Smile ID has released its 2026 Digital Identity Fraud Report, arguing that artificial intelligence is reshaping digital fraud by making it cheaper to run, easier to scale, and harder to detect. The company says identity checks are no longer just a compliance step, because attackers increasingly treat verification as a targetable part of the security stack. The report is based on anonymised insights from more than 200 million identity verification checks run in 2025 across 37 industries and more than 35 countries.
AI is accelerating deepfake-driven fraud
Smile ID says generative AI has improved the realism and consistency of synthetic biometric attacks while cutting the cost of production. That combination, it argues, enables criminal groups to run high-volume campaigns rather than relying on one-off document manipulation. The report frames this as a shift in fraud economics, where automation and commoditised tooling reward repetition and experimentation.
Signals are overtaking images in fraud detection
The report’s headline operational change is the move from assessing what is seen to validating how it was captured. Smile ID says nearly 90% of fraud blocked in 2025 was triggered by mobile SDK signals rather than image analysis alone, up from 68% in 2024. It concludes that device, session, and environment integrity are increasingly decisive in stopping modern attacks.
Injection attacks target the capture pipeline
Smile ID highlights “injection-style” fraud, where attackers attempt to bypass the camera by feeding synthetic or pre-recorded media into the verification session. It says that in 2025 it observed more than 100,000 injection attempts per month tied to emulators, virtual cameras, and manipulated environments. The company argues this marks a move away from classic visual spoofing toward systematic interference with the verification process itself.

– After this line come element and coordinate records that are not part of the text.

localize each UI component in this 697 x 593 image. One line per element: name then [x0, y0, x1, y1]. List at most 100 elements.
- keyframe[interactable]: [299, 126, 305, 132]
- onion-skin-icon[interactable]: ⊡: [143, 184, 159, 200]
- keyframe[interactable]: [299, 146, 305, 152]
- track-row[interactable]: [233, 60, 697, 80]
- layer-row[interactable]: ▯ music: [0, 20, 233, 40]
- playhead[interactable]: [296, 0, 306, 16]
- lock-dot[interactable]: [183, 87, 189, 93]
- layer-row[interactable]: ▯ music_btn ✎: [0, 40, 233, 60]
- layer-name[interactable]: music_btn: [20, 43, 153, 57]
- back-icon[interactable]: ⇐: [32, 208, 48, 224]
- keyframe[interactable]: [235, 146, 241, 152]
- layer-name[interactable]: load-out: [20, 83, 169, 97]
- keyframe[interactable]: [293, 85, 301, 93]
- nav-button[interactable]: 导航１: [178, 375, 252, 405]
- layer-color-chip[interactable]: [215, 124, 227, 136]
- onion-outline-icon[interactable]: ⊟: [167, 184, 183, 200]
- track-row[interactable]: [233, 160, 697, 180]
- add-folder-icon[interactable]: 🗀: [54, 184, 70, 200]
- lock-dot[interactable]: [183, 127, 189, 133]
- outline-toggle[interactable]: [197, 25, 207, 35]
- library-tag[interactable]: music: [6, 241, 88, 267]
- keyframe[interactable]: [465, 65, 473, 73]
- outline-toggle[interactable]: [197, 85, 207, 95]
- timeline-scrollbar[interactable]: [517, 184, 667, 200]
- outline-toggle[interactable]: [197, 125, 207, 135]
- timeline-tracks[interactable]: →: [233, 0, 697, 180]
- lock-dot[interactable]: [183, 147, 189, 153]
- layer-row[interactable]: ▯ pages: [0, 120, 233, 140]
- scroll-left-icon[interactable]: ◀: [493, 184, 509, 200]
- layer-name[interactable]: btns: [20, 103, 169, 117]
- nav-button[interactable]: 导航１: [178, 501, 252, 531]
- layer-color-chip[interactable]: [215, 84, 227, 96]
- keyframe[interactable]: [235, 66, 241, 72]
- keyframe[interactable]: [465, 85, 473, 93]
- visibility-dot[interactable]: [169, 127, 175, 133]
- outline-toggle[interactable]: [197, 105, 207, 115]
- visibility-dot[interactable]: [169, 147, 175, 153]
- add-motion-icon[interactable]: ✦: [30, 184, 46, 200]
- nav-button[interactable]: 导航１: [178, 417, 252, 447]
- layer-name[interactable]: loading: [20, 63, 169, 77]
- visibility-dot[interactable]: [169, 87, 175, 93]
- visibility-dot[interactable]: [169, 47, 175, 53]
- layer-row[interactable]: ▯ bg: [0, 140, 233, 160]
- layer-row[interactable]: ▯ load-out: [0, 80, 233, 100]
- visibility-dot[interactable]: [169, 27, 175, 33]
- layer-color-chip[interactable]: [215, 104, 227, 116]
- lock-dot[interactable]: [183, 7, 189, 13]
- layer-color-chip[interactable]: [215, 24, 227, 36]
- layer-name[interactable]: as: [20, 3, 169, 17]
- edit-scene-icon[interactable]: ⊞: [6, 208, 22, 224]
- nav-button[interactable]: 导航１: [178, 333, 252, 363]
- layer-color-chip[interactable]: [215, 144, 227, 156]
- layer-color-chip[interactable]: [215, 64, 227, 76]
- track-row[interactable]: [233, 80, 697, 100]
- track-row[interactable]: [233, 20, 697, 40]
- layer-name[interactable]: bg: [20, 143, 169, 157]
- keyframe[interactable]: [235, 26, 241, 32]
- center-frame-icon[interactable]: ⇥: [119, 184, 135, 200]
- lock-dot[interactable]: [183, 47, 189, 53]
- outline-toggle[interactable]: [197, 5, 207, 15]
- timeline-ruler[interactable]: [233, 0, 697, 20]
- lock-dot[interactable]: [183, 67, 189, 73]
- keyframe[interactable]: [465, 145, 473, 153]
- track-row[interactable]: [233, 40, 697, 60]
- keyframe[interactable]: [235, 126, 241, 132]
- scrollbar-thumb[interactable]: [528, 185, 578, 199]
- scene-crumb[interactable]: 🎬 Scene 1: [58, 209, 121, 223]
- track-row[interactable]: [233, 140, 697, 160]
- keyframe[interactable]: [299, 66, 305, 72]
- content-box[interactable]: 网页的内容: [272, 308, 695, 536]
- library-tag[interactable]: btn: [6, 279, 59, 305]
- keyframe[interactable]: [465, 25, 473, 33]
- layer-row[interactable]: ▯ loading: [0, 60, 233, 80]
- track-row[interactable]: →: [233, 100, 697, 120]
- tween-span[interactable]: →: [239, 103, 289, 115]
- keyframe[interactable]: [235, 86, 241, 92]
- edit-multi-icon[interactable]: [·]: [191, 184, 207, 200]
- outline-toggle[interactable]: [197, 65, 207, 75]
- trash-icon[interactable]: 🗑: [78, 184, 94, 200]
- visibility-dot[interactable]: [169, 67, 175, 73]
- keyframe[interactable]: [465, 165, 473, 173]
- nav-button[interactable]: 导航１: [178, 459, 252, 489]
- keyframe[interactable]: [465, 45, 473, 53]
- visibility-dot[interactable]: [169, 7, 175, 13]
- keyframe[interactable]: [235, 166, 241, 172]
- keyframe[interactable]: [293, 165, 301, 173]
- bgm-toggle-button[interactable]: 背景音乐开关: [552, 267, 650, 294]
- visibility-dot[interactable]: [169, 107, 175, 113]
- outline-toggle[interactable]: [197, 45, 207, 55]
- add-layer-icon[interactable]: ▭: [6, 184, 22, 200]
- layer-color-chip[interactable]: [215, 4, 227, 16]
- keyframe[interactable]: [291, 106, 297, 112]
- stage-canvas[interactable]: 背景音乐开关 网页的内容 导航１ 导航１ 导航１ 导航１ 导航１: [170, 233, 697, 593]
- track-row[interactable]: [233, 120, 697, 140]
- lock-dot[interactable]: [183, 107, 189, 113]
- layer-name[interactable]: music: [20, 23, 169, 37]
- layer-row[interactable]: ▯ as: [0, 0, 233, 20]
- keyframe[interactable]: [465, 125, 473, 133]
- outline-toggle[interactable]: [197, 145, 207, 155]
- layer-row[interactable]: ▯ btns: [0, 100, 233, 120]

Authentication is now the main battleground
According to the report, fraud attempts aimed at authentication now outnumber onboarding-related fraud by more than five to one. Smile ID says attackers are operating inside verified accounts, focusing on login flows, account recovery, device changes, and high-value transactions. It adds that AI-driven automation helps criminals reuse verified biometrics, take over accounts mid-journey, and move funds across platforms at scale.
Duplicate reuse and networked abuse are rising
Smile ID reports that duplicate attempts—where stolen or fraudulent identity data is reused—more than doubled year over year in 2025 and nearly tripled the combined total seen across 2023 and 2024. It says its position as shared infrastructure helps it identify coordinated patterns that may appear legitimate when viewed by a single institution. The company claims it feeds privacy-preserving risk indicators into a dynamic defence network, combining traditional algorithms, controlled capture methods, and internally tuned language models to adapt protections across clients.
Smile ID’s report argues that identity has become a continuous security surface, with fraud evolving from “get verified once” tactics into ongoing attacks against sessions, devices, and authenticated users. CEO Mark Straub said fraud is no longer only a KYC issue and that “identity has entered the security era,” where ecosystem-level intelligence is needed for real-time defence. With deepfakes, injection attacks, and credentialed abuse rising, the report positions capture integrity and authentication controls as the next priorities for digital platforms.